CVE-2021-42138 : Security Advisory and Response
Discover a high severity vulnerability (CVE-2021-42138) in Safenet Authentication Service by Thales CPL, allowing unauthorized access to encrypted credentials. Learn about impact, affected systems, exploitation mechanism, and mitigation steps.
A vulnerability has been identified in Safenet Authentication Service by Thales CPL, affecting versions up to 3.4.4 on the Windows Logon Agent, allowing users to exploit weak entropy to access encrypted credentials.
Understanding CVE-2021-42138
What is CVE-2021-42138?
A user protected by SafeNet Agent for Windows Logon can exploit weak entropy to retrieve encrypted credentials from other users on the same machine.
The Impact of CVE-2021-42138
The vulnerability poses a high severity threat with impacts on confidentiality and integrity.
Technical Details of CVE-2021-42138
Vulnerability Description
The flaw enables unauthorized access to encrypted user credentials.
Affected Systems and Versions
- Product: Safenet Authentication Service
- Vendor: Thales CPL
- Versions affected: < 3.4.4
- Windows Logon Agent
Exploitation Mechanism
Weak entropy allows users to access encrypted credentials of fellow users on the machine.
Mitigation and Prevention
Immediate Steps to Take
- Implement the provided security updates promptly.

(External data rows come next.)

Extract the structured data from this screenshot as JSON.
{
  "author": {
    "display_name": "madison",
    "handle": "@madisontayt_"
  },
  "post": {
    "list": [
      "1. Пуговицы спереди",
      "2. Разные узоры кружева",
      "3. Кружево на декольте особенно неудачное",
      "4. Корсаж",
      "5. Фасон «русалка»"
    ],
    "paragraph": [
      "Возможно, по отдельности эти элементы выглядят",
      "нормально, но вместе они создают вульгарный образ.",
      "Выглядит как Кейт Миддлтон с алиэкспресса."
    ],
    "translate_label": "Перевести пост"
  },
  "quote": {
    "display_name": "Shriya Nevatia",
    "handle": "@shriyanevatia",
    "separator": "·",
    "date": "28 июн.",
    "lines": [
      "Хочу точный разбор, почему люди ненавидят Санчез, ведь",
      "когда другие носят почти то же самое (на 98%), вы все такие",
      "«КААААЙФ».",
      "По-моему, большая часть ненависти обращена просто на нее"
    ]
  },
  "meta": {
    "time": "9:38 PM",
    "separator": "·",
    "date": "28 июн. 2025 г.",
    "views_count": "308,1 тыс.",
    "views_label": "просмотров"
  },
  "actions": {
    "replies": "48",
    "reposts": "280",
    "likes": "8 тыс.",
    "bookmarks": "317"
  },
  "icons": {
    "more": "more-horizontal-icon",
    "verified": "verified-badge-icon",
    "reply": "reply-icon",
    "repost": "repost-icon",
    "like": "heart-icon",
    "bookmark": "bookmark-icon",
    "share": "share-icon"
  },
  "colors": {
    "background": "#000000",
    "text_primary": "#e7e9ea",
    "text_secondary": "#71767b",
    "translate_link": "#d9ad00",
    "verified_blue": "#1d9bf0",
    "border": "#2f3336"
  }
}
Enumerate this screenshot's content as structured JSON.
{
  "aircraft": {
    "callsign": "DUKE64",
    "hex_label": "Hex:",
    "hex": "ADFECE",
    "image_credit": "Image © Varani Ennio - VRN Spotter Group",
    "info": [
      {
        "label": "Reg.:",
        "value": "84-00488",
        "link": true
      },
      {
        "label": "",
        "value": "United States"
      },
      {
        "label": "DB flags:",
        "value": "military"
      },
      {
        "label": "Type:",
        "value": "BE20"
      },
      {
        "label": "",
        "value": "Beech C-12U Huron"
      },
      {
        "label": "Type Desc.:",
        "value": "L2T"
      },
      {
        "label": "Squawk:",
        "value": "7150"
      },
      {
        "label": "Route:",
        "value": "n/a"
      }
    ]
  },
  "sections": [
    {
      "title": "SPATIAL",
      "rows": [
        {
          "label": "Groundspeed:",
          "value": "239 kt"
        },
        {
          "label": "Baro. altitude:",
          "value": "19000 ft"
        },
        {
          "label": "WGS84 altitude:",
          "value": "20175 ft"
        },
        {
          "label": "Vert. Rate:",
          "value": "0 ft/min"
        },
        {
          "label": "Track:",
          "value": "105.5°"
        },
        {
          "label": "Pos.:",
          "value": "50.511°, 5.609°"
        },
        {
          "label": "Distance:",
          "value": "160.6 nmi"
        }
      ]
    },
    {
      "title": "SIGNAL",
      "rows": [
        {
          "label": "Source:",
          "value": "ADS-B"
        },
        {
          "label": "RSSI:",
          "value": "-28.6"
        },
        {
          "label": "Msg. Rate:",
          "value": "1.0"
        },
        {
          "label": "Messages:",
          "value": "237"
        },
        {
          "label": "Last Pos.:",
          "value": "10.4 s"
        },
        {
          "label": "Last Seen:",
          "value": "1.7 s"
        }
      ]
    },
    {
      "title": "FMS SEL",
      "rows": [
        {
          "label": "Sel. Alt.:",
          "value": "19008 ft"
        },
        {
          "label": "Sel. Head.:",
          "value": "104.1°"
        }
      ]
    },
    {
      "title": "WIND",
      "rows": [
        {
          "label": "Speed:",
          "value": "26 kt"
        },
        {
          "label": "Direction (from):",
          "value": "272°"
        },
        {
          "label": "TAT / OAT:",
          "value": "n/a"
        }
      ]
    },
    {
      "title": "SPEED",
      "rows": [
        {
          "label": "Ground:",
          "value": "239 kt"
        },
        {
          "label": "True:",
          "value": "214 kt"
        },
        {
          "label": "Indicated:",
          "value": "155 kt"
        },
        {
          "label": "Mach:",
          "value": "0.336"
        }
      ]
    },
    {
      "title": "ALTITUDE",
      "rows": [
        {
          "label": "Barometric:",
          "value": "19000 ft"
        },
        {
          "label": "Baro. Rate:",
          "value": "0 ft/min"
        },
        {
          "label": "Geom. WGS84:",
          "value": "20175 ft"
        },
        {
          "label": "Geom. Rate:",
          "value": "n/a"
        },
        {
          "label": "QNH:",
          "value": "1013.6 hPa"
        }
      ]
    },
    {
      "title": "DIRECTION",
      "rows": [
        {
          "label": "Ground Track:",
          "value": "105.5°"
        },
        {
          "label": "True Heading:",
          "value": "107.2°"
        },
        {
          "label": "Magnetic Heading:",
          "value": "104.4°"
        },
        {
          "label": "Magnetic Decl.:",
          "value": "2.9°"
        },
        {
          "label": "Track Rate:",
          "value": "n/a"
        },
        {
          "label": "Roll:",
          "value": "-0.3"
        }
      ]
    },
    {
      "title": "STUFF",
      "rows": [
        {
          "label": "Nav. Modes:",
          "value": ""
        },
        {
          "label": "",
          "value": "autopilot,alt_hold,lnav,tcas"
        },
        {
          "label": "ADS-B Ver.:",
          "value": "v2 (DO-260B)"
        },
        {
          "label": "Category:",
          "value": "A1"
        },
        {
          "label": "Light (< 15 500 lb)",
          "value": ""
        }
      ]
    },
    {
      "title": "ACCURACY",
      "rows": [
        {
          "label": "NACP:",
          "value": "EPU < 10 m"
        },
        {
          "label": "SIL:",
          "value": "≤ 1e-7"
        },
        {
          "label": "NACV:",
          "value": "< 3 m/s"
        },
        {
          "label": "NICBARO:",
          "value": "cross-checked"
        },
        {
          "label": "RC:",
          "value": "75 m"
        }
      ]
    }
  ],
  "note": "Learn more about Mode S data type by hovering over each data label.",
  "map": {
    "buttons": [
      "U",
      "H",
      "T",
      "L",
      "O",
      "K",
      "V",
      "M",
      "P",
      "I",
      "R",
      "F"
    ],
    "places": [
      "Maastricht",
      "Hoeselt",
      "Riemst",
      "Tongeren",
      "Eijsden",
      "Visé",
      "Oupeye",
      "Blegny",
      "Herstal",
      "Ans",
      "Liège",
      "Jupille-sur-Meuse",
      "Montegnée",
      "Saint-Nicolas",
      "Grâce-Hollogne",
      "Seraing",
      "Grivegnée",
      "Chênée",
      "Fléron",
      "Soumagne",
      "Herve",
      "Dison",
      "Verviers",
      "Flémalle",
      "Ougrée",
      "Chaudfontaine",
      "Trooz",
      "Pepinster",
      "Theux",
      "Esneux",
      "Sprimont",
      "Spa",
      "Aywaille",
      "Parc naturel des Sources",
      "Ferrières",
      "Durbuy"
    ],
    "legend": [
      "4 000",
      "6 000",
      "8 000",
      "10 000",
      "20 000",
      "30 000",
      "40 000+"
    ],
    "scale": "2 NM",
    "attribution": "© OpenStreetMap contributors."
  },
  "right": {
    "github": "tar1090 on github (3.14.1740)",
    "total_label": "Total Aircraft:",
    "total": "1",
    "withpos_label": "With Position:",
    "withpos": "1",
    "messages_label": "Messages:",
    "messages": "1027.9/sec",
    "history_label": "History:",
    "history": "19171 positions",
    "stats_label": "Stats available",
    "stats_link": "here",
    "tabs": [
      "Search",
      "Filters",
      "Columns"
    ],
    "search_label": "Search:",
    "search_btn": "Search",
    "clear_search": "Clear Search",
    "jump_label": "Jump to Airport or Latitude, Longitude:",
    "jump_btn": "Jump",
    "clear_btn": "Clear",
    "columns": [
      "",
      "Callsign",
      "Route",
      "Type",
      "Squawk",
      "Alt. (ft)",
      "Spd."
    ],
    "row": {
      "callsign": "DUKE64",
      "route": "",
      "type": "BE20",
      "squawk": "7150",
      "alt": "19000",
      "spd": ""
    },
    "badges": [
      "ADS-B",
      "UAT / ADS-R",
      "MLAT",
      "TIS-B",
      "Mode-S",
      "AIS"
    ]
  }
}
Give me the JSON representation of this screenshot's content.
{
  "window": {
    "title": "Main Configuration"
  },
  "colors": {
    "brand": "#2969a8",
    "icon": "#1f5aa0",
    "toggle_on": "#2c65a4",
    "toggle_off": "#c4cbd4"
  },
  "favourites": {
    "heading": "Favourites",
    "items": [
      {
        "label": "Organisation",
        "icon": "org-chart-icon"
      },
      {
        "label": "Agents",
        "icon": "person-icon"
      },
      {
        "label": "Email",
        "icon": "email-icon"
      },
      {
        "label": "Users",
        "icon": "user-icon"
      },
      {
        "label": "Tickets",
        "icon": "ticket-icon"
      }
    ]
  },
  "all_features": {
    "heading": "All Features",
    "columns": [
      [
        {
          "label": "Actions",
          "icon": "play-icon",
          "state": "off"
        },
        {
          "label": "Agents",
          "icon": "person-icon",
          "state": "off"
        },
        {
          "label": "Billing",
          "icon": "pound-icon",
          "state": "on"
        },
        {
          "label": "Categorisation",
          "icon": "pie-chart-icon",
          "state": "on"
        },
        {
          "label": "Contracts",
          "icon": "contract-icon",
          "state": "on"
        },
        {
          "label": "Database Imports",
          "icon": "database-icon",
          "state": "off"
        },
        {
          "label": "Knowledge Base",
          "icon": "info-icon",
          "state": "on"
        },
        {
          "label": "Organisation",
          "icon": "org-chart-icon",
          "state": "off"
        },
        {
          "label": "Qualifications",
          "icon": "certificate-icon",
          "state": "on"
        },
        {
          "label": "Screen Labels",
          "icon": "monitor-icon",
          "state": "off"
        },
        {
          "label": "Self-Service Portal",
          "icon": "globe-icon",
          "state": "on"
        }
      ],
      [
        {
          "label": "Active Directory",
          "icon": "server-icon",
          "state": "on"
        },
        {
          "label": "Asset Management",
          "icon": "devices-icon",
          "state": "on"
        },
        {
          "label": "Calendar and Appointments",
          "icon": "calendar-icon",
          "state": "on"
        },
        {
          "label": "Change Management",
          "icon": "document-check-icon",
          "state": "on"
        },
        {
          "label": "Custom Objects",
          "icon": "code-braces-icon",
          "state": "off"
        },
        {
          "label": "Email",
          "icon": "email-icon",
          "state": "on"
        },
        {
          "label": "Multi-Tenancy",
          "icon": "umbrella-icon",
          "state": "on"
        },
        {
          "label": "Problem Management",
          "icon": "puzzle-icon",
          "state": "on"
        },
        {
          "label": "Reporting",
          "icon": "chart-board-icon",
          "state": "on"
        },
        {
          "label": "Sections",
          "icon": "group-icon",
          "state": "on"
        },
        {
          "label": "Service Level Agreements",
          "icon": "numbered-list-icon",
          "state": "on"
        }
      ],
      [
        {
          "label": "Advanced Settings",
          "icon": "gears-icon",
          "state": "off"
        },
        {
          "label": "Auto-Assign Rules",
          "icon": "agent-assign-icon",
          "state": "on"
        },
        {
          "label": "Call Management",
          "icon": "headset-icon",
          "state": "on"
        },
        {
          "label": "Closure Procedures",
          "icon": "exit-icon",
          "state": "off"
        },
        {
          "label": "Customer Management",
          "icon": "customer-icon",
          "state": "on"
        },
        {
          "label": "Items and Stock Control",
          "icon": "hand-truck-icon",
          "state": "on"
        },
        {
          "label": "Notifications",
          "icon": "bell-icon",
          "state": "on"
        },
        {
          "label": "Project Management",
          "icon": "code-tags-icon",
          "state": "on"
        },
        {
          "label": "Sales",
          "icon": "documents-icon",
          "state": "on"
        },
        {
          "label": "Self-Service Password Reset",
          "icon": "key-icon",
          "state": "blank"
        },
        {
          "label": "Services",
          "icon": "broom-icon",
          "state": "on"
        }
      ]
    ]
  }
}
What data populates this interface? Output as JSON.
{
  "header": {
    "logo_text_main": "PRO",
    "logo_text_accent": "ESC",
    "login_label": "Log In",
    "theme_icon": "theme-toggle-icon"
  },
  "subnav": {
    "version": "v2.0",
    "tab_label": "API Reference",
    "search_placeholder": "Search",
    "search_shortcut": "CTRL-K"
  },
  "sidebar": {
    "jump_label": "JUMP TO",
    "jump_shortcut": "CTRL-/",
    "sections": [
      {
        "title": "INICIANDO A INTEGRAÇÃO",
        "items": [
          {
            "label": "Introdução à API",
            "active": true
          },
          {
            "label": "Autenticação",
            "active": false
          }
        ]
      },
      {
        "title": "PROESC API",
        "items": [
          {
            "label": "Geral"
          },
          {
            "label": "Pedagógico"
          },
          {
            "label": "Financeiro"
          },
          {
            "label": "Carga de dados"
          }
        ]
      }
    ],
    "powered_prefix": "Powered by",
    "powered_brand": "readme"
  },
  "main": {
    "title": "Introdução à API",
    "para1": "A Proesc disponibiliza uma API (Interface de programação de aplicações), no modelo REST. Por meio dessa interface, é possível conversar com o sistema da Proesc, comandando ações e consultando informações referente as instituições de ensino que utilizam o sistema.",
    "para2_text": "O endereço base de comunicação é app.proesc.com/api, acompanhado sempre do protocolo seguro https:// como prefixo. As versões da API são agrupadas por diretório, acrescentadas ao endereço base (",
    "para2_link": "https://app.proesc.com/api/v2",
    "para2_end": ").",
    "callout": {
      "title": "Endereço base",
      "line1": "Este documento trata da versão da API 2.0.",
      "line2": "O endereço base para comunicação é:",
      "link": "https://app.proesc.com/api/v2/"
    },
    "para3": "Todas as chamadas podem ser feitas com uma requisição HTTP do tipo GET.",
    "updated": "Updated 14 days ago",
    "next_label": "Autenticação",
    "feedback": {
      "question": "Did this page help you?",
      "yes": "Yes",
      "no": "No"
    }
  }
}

- Monitor for any unauthorized access or credential misuse.
- Consider limiting user privileges to minimize potential harm.
Long-Term Security Practices
- Regularly review and update security configurations.
- Provide security awareness training to users to prevent exploitation of vulnerabilities.
- Conduct periodic security assessments to detect and mitigate similar risks.
Patching and Updates
- Thales CPL has released security updates to address the vulnerability.